The tension between analysis and synthesis was fundamental in Candolle's consideration of the theory and practice of classification, as it was to other botanists of the day. Analysis, in particular, was the more preferable route to natural classification, although he saw it as operationally the more problematic of the two roads. His consideration of these approaches to classification continued philosophical discussions born under the plane trees of Athens 2000 years before. Socrates in Plato's Phaedrus conducts a search for love, a pursuit of its true meaning by means of a dialectic, of a critical reasoned discussion employing two contrasting approaches: one, synthesis, "the comprehension of scattered particulars in one idea" -- Candolle's "le marche d'invention" -- the other, analysis -- Candolle's "le marche de la vérification." When Phaedrus asks Socrates to explain this latter approach, this "analysis", he responds:

Figure 35. Plato's Phaedrus. Section 265e.
http://www.perseus.tufts.edu/hopper/text?doc=Perseus:text:1999.04.0057:entry=diate/mnw

TRANSLATION [265e] Socrates: The second principle is that of division into species according to the natural formation, where the joint is, not breaking any part as a bad carver might.
[Translation by Benjamin Jowett (http://www.oxfordtutorials.com/Plato%20Phaedrus.htm)]

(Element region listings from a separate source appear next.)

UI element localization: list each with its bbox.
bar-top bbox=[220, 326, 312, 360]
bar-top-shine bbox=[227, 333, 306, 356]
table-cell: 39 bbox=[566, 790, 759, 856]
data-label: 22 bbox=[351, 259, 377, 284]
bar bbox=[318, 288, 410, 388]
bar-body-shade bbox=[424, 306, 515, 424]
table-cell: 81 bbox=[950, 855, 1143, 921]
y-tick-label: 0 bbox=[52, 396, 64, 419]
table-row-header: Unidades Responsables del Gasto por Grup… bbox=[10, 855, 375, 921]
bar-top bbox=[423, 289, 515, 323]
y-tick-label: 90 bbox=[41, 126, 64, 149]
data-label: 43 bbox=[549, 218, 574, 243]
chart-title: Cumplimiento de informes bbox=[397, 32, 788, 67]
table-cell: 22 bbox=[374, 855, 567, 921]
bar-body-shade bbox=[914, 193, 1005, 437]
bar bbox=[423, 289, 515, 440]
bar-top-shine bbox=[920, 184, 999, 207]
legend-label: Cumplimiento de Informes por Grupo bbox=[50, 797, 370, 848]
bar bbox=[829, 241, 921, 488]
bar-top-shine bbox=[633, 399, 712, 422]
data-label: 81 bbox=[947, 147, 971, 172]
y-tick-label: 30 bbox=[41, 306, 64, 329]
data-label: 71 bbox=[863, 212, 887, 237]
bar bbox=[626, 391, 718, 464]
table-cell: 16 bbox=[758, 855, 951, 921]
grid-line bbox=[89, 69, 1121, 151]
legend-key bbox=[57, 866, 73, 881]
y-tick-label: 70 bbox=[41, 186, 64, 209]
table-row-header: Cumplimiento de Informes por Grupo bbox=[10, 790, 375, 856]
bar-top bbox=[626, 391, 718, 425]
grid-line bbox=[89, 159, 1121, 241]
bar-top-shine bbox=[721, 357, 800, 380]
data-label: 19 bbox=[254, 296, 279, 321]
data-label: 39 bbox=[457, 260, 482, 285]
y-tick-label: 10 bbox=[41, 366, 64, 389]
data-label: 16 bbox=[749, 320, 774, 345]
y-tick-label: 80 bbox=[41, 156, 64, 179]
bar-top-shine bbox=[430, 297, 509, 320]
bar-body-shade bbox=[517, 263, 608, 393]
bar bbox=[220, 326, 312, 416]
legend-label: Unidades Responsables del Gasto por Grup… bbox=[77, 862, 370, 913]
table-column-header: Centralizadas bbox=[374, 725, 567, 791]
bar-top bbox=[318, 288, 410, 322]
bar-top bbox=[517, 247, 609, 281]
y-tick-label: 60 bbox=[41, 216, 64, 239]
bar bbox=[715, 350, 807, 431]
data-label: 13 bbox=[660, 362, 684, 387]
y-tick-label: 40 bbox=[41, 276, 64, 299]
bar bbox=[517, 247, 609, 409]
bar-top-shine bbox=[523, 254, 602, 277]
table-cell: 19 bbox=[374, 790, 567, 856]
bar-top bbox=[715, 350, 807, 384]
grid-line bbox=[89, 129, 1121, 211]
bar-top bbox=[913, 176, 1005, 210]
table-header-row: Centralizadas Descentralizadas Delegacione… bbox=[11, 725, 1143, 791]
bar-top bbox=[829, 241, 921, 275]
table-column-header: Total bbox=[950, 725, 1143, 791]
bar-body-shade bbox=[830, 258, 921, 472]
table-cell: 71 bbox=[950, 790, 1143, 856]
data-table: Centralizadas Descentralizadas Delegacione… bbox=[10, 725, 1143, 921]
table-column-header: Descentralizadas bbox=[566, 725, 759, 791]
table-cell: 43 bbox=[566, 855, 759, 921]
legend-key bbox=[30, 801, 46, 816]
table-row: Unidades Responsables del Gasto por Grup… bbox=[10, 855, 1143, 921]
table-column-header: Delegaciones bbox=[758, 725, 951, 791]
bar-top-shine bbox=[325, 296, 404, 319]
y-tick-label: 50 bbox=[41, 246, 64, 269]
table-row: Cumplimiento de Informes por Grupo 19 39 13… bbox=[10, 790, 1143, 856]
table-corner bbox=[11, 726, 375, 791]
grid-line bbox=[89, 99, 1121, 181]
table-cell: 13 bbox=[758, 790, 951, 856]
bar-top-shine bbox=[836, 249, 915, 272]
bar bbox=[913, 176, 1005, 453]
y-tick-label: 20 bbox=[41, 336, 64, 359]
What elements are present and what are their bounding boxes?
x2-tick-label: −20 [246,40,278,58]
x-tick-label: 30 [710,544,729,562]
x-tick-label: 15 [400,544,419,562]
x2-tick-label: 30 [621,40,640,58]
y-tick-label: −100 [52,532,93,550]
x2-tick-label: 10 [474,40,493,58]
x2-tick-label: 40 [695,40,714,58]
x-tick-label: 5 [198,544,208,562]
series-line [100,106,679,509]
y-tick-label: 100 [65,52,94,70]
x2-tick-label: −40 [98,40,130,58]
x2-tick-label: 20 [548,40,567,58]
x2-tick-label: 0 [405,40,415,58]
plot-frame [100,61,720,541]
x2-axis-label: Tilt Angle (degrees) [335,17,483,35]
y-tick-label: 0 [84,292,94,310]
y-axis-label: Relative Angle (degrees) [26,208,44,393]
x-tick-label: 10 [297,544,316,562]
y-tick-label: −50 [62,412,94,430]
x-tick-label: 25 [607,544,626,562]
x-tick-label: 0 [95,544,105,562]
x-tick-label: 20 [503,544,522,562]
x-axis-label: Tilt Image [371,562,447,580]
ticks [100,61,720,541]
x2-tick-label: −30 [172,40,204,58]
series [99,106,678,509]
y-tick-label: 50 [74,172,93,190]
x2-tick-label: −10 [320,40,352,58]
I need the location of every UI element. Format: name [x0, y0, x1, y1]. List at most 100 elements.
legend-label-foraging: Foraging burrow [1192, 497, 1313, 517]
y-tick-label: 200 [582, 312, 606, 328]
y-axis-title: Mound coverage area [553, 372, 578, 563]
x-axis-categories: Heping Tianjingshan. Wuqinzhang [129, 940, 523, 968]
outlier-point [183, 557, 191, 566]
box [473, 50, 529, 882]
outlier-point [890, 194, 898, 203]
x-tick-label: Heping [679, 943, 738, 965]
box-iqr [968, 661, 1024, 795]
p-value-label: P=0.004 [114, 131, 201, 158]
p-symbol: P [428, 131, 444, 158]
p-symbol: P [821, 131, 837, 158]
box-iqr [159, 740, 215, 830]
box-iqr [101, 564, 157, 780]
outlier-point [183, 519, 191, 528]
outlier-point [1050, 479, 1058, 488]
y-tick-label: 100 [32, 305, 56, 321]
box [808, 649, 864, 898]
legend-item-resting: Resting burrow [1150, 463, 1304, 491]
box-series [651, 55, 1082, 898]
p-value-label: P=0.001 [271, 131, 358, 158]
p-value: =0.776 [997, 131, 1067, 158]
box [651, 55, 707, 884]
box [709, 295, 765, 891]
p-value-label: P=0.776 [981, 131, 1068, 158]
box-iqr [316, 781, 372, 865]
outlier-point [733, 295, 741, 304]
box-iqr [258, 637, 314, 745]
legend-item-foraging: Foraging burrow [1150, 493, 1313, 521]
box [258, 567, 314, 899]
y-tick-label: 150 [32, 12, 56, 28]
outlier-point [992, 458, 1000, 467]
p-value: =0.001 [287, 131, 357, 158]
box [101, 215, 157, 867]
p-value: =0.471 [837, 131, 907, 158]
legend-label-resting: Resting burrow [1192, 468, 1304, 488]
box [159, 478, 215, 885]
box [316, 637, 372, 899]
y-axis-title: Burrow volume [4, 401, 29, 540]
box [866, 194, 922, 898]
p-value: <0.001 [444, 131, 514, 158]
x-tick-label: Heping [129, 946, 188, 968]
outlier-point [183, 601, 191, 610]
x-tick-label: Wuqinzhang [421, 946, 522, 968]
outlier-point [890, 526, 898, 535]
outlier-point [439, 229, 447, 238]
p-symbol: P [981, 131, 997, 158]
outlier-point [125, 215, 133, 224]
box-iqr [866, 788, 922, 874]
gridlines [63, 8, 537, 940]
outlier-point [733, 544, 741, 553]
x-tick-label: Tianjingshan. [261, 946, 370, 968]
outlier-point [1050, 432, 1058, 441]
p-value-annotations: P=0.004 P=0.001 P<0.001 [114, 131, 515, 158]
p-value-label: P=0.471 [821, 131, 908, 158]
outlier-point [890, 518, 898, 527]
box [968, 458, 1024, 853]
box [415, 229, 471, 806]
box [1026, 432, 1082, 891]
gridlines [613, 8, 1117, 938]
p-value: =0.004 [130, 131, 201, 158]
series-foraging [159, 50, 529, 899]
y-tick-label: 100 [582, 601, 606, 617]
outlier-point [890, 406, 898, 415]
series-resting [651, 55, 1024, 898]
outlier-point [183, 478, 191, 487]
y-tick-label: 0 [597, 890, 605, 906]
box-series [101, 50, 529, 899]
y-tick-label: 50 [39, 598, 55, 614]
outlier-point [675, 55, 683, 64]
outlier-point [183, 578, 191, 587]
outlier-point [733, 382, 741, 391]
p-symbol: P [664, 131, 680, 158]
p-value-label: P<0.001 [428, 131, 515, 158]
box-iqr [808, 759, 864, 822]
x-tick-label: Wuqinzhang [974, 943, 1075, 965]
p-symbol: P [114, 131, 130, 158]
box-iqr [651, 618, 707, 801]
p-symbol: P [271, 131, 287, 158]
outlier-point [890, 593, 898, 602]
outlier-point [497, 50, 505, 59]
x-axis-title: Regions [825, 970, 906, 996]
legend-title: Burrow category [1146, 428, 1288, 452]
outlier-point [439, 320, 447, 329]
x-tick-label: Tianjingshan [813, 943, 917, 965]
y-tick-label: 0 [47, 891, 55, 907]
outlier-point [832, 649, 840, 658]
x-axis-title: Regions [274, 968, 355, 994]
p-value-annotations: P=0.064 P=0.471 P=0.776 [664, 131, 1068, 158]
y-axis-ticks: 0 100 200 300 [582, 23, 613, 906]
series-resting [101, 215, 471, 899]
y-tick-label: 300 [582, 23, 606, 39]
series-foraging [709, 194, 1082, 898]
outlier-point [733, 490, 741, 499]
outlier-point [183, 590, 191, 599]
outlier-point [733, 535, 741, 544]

Dividing where the joint is -- that's cleavage! This well-known "Bad Carver" metaphor uses diatemnein (circled in red in the Greek above), the word harboring the Greek roots of diatomes, not just to describe the act of cutting or division but rather a careful cutting, a division along the natural sutures. There are places to cut and not to cut in the Socratic pursuit of what is real and true and good, in the pursuit of universals -- in the pursuit of the unit cells of crystals, in the pursuit of the discrete groups of organisms that populate the world and their relationships. When Candolle urged botanists to abandon the scale of nature, he was proclaiming that nature did indeed have joints. And that if you were going classify the units of nature, in getting at those units and their relations do not splinter nature, but divide (read carve) it along its natural joints. But this "analysis" was also, I think, from a largely observational perspective what he likely perceived -- with a mind prepared by Haüy -- in the zig-zag conferva-like filaments when he aptly christened them diatomes -- carved at the joints.

Figure 36 (left). Augustin Pyrame de Candolle (1778-1841). Image: Galerie des Naturalistes, J. Pizzetta, Ed, Hennuyer, 1893. Image: Public Domain.
Figure 37 (center). Conferva flocculosa from Roth's Catalecta Botanica, vol. 2, fig. 6, (1797). This figure was cited by Candolle as representing
his concept of Diatoma flocculosa. Image: Botany Libraries, Harvard University.
Figure 38 (right). René-Just Haüy. Image: Public domain.